August 3, 2012 at 5:48 am
I think this is so clever, you meet all the demands of the pantoum and yet manage rhythms as relaxed and free as if there were no constraints on your writing at all. Remarkable.
August 3, 2012 at 5:53 am
I am really impressed with the serious subject you tackled with the pantoum; and I could FEEL her angst!
August 3, 2012 at 5:53 am
Felt the angst and loss here K ~ The cheeks hurting and misfortune ~ Thanks for the note on punctuation as well ~
August 3, 2012 at 6:49 am
I’m a bit of a punctuation freak myself! I agonize over the role of punctuation in my poems, and will re-do an entire blog page if I come upon an errant comma or period that I didn’t mean. This execution of the pantoum, however, is near-flawless, with its interlocking themes of doubt and sadness, the relationships between the woman, man and child all coming in and out of focus with each quatrain. Well done.
August 3, 2012 at 7:50 am
I agree about punctuation, although I’ve gotten lax with it. Great pantoum!
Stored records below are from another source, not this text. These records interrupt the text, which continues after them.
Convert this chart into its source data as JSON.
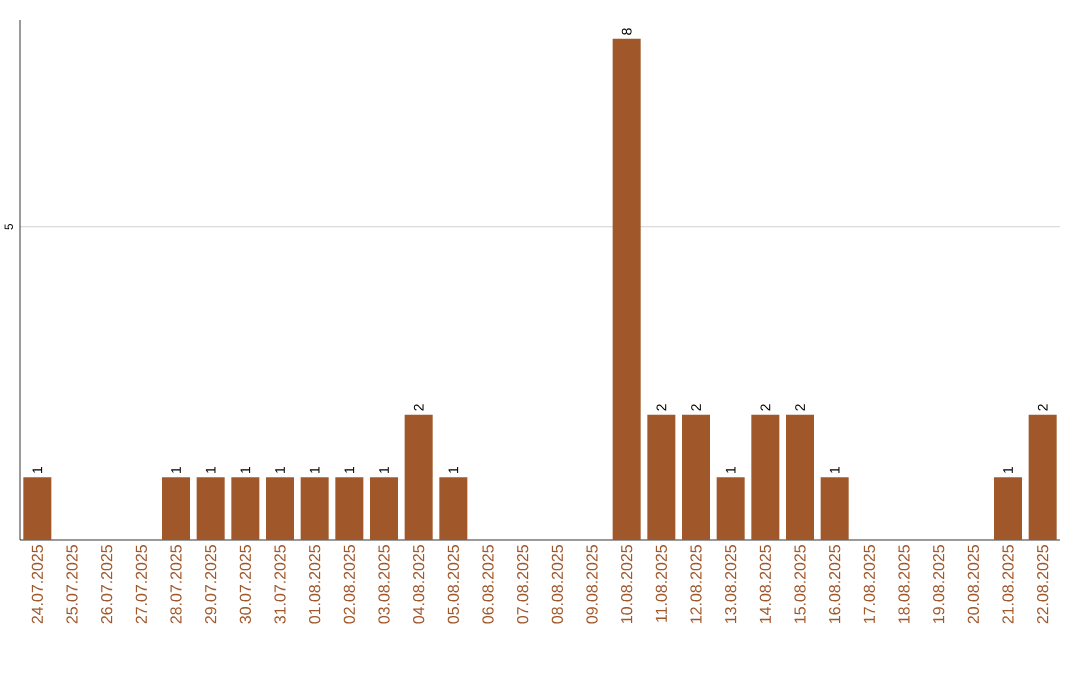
{
  "chart_data": {
    "type": "bar",
    "categories": [
      "24.07.2025",
      "25.07.2025",
      "26.07.2025",
      "27.07.2025",
      "28.07.2025",
      "29.07.2025",
      "30.07.2025",
      "31.07.2025",
      "01.08.2025",
      "02.08.2025",
      "03.08.2025",
      "04.08.2025",
      "05.08.2025",
      "06.08.2025",
      "07.08.2025",
      "08.08.2025",
      "09.08.2025",
      "10.08.2025",
      "11.08.2025",
      "12.08.2025",
      "13.08.2025",
      "14.08.2025",
      "15.08.2025",
      "16.08.2025",
      "17.08.2025",
      "18.08.2025",
      "19.08.2025",
      "20.08.2025",
      "21.08.2025",
      "22.08.2025"
    ],
    "values": [
      1,
      0,
      0,
      0,
      1,
      1,
      1,
      1,
      1,
      1,
      1,
      2,
      1,
      0,
      0,
      0,
      0,
      8,
      2,
      2,
      1,
      2,
      2,
      1,
      0,
      0,
      0,
      0,
      1,
      2
    ],
    "value_labels": [
      "1",
      null,
      null,
      null,
      "1",
      "1",
      "1",
      "1",
      "1",
      "1",
      "1",
      "2",
      "1",
      null,
      null,
      null,
      null,
      "8",
      "2",
      "2",
      "1",
      "2",
      "2",
      "1",
      null,
      null,
      null,
      null,
      "1",
      "2"
    ],
    "color": "#a0572a",
    "ylim": [
      0,
      8.3
    ],
    "yticks": [
      5
    ],
    "grid": "y"
  }
}
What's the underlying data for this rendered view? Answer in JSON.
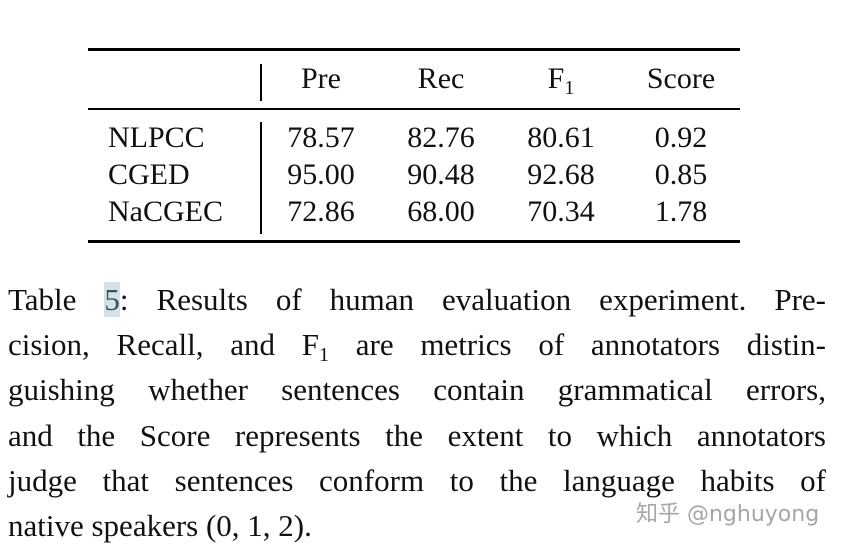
{
  "table": {
    "header": [
      "Pre",
      "Rec",
      {
        "text": "F",
        "sub": "1"
      },
      "Score"
    ],
    "rows": [
      {
        "label": "NLPCC",
        "values": [
          "78.57",
          "82.76",
          "80.61",
          "0.92"
        ]
      },
      {
        "label": "CGED",
        "values": [
          "95.00",
          "90.48",
          "92.68",
          "0.85"
        ]
      },
      {
        "label": "NaCGEC",
        "values": [
          "72.86",
          "68.00",
          "70.34",
          "1.78"
        ]
      }
    ]
  },
  "caption": {
    "lines": [
      [
        "Table ",
        "5",
        ": Results of human evaluation experiment. Pre-"
      ],
      [
        "cision, Recall, and F",
        "1",
        " are metrics of annotators distin-"
      ],
      [
        "guishing whether sentences contain grammatical errors,"
      ],
      [
        "and the Score represents the extent to which annotators"
      ],
      [
        "judge that sentences conform to the language habits of"
      ],
      [
        "native speakers (0, 1, 2)."
      ]
    ]
  },
  "watermark": "知乎 @nghuyong"
}
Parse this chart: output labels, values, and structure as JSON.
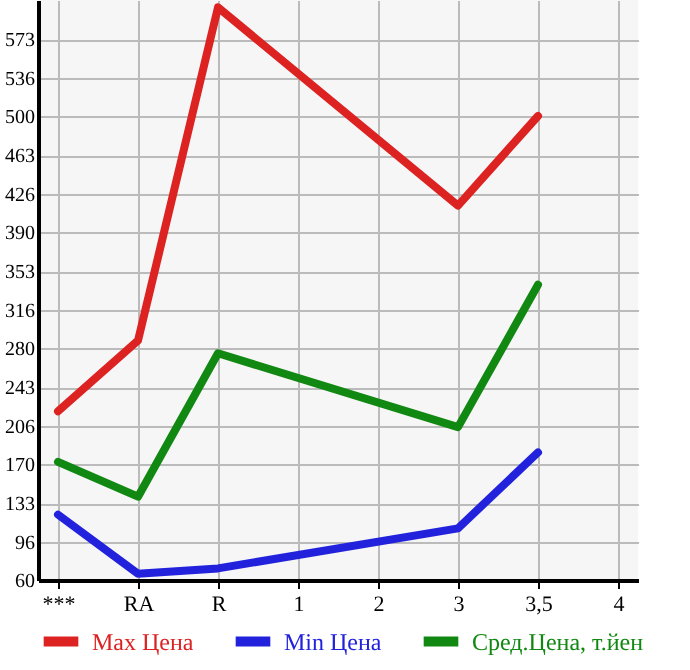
{
  "chart_data": {
    "type": "line",
    "categories": [
      "***",
      "RA",
      "R",
      "1",
      "2",
      "3",
      "3,5",
      "4"
    ],
    "series": [
      {
        "name": "Max Цена",
        "color": "#dd2222",
        "values": [
          220,
          287,
          603,
          null,
          null,
          415,
          500,
          null
        ]
      },
      {
        "name": "Min Цена",
        "color": "#2222dd",
        "values": [
          122,
          66,
          71,
          null,
          null,
          109,
          181,
          null
        ]
      },
      {
        "name": "Сред.Цена, т.йен",
        "color": "#118811",
        "values": [
          172,
          139,
          275,
          null,
          null,
          205,
          340,
          null
        ]
      }
    ],
    "ylim": [
      60,
      610
    ],
    "yticks": [
      60,
      96,
      133,
      170,
      206,
      243,
      280,
      316,
      353,
      390,
      426,
      463,
      500,
      536,
      573
    ],
    "grid": true,
    "legend": "bottom",
    "marker": "none",
    "line_style": "solid"
  }
}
August 3, 2012 at 12:52 pm
Heartbreaking and fabulous. I like how you handled the punctuation question. I also hold punctuation important and couldn’t figure out how to keep lines the same with the varying meaning as they got carried forward. You changed the punctuation- of course!
August 3, 2012 at 2:06 pm
I love your punctuation and how you tweaked the repeating lines with a little puctuation so that they were the same, but different. I knew from the first line that I was going to like this one until the last.For me one of the keys to a good pantoum is a great opening and closing line. Peace, Linda
August 3, 2012 at 2:36 pm
Thanks so much, Linda. k.
August 3, 2012 at 2:57 pm
A compelling read for sure ~ sinister ~ evocative ~ memorable
August 3, 2012 at 3:03 pm
Thanks, Polly. k.
August 3, 2012 at 4:29 pm
Painfully direct, words like rolled rocks tumbling repeatedly on a sore place.
August 3, 2012 at 6:59 pm
Yes, I don’t know exactly what got into me. I was looking for some lines and went to an old nanowrimo manuscript and picked something up, then just went on with that, searching for rhymes and possible repetitions. k.
August 3, 2012 at 11:13 pm
“….connected all her fresh with dirt.”….oh, gosh, a lot of pain in this one…those full breasts and empty arms…sad scenario..
August 4, 2012 at 9:24 am
the contrast between how easily this reads and how uneasy the subject matter is mind blowing. “connected all her fresh with dirt” is a favorite phrase here. this is a powerful and deeply evocative poem for me, however brutal.
August 4, 2012 at 10:12 am
Thanks so much, Jane.
August 4, 2012 at 10:18 am
I wonder now whether it shouldn’t be flesh rather than fresh but that feels too obvious and limite somehow, and I like the idea of fresh as in freshness but also “fresh” like sass or cheek. So think fresh makes the cheek clearer and that the flesh is implied anyway. K.
August 6, 2012 at 12:50 pm
Aww…sadness all round in this one. A lost mother, handing over a soon to be lost, child. So sad.
August 7, 2012 at 1:27 am
I read, I listened, I read and listened, and I have tears in my eyes though I am not certain I know why or know what she had wanted. Did she even know, in the wake of such abuse. That is how I feel the repetition, so matter-of-fact in your voice, which is how it becomes. Did she save the child from this life, since
“When it all came down to it,
it wasn’t her father
gave up the baby, who’d spit
at fate and daughter.”
Oh K, I weep at times for women as mothers and as daughters and at other times I think it the greatest miracle of love. After all, it is mother and son in pictures everywhere, with no models for all of he little sisters.
August 8, 2012 at 6:46 am
Susan, thanks so much for your very kind comment. k.
August 7, 2012 at 12:48 pm
The clever way you have manipulated the repeated lines makes of this a powerful poem. A plain pantoum can be really trite. This one is the opposite.
August 7, 2012 at 8:30 pm
Dang, girl. This is good and gritty.
I love these lines:
“the fodder
of missed fortune”
“who’d sit
hard, when the hook caught her”
“Her cheek hurt
hard when the hook caught her,
connected all her fresh with dirt.”
I get that she had to give up her baby, was kind of forced to and maybe kind of wanted to. But the creepy part of my brain is wondering if her father is also the father of her baby. He’s obviously beating her, but is he also raping her?